New York City’s real estate market experienced a steady recovery in the first quarter of 2025, with demand for luxury condominiums driving sales despite broader economic uncertainty, according to the latest market report from Coldwell Banker Warburg.
The report highlights that while economic headwinds — including a shift in federal policy and volatile stock markets — have impacted various industries, the residential real estate market in Manhattan and Brooklyn remains resilient. Luxury properties, particularly those priced above $4 million, continued to see steady contract activity, averaging about 30 transactions per week. The majority of these transactions were in the condominium space, a trend driven by buyers seeking move-in ready homes amid rising renovation costs.
Buyer preferences
Market segmentation remains a crucial feature of New York real estate. Neighborhood preferences continue to influence sales, with small, modern condominiums thriving in areas like the Lower East Side, while spacious three-bedroom apartments are in stronger demand in Tribeca and the Upper West Side. Meanwhile, Harlem — a market once thriving for young buyers and historic brownstone enthusiasts — has seen sales decline for the second year in a row. Contract activity in Harlem has fallen significantly from its peak in 2021, falling nearly 40% as of February 2025.

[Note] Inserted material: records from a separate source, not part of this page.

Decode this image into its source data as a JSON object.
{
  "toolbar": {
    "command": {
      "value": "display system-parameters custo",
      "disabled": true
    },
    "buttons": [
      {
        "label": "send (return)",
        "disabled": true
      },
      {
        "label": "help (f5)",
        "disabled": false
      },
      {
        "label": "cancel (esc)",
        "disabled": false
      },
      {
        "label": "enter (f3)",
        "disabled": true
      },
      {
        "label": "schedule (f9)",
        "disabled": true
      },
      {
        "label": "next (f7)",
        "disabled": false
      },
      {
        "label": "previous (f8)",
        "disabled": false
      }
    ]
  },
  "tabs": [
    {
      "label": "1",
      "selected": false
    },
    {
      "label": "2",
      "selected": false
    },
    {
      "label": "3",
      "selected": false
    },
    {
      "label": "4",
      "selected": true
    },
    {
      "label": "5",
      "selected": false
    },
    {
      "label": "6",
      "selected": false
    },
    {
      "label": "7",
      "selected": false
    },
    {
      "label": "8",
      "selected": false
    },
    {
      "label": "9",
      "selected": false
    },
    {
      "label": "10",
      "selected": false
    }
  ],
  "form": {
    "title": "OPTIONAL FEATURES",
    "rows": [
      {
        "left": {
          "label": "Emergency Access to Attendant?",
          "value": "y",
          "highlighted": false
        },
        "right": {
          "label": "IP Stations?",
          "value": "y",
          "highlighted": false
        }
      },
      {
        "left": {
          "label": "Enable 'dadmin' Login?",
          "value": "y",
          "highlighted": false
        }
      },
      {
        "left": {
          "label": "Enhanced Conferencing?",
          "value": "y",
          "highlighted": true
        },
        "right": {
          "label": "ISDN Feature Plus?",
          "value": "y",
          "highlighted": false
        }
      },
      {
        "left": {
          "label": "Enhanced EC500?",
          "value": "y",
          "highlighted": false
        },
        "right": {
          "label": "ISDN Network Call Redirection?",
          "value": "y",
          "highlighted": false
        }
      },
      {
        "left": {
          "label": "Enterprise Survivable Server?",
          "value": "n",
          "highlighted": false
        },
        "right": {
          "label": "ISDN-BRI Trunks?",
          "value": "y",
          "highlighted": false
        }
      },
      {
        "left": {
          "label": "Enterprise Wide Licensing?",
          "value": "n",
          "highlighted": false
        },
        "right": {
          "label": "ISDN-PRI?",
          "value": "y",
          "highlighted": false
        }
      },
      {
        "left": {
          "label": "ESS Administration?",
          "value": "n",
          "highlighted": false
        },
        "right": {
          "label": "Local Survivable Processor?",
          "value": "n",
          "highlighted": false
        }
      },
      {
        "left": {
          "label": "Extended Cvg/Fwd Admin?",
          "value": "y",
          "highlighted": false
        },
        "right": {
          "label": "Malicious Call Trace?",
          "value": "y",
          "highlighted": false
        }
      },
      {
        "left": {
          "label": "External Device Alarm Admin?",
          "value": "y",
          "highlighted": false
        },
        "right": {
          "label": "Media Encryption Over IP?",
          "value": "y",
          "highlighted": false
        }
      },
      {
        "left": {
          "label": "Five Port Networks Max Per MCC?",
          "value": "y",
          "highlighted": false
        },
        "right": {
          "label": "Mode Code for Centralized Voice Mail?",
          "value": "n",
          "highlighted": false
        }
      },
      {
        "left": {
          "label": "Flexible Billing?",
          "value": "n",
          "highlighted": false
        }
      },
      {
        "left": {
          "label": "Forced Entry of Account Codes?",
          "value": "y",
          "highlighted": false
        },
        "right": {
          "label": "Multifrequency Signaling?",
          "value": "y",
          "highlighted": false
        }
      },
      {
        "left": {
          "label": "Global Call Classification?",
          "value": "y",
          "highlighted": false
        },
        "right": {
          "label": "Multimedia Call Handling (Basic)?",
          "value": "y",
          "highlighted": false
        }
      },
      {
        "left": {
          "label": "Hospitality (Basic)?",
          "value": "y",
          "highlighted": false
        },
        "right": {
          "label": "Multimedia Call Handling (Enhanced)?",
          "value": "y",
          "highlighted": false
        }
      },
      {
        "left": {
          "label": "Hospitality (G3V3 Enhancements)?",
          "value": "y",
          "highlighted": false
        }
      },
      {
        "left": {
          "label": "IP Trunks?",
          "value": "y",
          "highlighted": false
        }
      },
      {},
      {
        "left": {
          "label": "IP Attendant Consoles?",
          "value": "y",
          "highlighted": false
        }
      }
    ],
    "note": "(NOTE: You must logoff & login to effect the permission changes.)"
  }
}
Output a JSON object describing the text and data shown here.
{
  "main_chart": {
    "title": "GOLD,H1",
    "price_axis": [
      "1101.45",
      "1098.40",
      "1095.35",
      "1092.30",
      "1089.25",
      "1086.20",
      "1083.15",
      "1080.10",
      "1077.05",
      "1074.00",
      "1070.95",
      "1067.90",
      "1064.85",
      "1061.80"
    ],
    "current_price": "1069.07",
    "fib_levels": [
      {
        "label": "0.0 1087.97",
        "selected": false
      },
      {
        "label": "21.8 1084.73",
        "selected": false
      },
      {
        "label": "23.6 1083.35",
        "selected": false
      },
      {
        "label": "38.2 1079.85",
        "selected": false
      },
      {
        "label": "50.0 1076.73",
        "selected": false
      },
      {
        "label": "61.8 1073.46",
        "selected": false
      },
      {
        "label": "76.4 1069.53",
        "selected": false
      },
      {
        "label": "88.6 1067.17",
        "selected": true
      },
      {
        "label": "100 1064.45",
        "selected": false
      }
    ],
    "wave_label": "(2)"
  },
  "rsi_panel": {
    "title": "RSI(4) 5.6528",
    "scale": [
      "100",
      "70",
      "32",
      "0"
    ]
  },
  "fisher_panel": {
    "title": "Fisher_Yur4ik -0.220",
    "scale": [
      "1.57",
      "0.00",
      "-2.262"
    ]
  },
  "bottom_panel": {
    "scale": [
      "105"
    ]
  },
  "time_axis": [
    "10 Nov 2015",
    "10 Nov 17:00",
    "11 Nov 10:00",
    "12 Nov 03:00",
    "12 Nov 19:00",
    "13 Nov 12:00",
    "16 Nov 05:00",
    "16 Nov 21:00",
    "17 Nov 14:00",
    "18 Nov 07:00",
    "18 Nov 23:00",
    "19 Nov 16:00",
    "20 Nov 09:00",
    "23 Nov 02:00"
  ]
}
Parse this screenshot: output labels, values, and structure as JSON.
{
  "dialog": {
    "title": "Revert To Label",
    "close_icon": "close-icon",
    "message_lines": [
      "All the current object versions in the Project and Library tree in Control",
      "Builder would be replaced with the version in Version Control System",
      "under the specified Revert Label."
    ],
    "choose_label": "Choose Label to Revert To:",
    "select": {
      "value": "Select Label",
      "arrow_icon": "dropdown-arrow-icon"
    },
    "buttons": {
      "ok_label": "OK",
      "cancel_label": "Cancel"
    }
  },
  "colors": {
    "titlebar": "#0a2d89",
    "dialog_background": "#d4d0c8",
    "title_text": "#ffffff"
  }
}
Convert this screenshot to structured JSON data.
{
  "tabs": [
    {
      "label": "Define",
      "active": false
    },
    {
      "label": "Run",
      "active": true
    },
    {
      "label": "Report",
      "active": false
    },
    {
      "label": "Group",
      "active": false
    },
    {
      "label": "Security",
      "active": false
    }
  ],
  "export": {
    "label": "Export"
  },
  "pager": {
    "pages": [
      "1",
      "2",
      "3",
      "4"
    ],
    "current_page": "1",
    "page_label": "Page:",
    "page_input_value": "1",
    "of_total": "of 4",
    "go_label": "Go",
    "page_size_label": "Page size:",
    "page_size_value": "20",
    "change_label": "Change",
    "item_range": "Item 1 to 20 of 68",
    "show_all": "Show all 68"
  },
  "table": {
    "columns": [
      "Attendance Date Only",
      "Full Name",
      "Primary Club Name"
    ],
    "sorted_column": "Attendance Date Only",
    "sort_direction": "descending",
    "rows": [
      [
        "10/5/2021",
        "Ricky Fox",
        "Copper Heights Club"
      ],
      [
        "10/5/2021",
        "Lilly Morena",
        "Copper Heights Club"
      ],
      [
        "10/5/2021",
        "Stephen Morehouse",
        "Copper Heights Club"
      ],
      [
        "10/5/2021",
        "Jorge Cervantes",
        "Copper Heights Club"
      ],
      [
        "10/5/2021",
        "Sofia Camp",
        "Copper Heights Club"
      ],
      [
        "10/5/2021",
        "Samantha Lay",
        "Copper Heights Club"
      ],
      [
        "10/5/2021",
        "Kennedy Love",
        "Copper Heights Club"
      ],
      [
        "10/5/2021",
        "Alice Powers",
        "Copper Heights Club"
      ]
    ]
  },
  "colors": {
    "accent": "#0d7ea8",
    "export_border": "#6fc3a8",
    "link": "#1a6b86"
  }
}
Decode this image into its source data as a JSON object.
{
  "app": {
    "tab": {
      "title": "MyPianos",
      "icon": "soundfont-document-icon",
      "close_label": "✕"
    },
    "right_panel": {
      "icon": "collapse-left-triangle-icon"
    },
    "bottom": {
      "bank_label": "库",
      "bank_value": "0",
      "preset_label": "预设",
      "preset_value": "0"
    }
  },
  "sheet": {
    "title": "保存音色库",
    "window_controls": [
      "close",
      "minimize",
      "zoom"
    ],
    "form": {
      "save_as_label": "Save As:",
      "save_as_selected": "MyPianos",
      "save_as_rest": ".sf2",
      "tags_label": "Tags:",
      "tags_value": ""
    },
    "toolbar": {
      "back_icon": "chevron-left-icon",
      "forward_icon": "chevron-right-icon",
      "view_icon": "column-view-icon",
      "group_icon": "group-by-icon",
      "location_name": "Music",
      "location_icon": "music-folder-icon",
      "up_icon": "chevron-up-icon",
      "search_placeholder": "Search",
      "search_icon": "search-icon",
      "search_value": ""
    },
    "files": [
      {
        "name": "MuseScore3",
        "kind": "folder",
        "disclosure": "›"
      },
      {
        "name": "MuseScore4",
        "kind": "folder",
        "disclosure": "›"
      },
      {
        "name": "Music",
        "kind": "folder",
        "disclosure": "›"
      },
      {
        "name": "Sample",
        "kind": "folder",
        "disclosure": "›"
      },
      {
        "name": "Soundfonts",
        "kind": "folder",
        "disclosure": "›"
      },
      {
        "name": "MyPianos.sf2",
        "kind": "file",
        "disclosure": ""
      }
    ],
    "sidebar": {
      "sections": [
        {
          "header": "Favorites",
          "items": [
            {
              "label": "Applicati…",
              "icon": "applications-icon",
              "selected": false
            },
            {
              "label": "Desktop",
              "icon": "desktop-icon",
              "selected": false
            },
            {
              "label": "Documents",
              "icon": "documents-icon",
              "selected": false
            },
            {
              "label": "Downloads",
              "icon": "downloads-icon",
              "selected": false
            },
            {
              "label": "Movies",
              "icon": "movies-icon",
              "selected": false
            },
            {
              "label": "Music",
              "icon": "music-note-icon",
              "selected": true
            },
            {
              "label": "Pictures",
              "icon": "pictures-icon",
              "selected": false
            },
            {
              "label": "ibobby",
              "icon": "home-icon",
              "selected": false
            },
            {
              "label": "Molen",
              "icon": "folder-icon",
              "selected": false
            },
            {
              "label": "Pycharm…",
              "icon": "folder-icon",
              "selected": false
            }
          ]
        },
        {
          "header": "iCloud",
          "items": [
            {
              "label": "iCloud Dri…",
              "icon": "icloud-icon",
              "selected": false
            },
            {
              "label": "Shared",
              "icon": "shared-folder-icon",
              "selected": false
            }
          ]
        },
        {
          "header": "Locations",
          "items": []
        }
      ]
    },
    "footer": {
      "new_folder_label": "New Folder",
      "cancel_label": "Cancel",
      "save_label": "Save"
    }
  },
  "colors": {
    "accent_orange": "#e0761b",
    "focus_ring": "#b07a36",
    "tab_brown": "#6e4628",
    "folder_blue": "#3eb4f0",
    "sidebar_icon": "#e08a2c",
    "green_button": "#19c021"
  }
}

Tight inventory remains a challenge for buyers, especially for move-in ready properties. Older condos and row houses that require renovation still present value opportunities, but the increasing cost and complexity of renovations has deterred many potential buyers. Renovation costs have risen, with mid-range projects that once cost $250 to $300 per square foot now exceeding $700 per square foot, according to the report. This disparity has led to a market where well-maintained, move-in ready homes command premium prices, sometimes rivaling those from a decade ago, while properties that need significant work remain on the market.
The rental market affects buyers
The rental market continues to have a significant impact on buyer behavior. With rents remaining high and units often snapped up within 24 to 48 hours of listing, many renters are opting to purchase properties instead. However, competitive bidding wars remain more prevalent in the rental sector than in home sales, where price stabilization has been the prevailing trend. Median rents in key neighborhoods have reached record highs, with Manhattan’s median rent exceeding $4,500 per month.
Overall market situation
Despite the uncertainty surrounding national economic policy, the New York real estate market appears to be maintaining a steady trajectory. While large year-over-year gains are unlikely in the near future, experts suggest that the current climate presents opportunities for cautious buyers to invest in homes that will retain their value over time.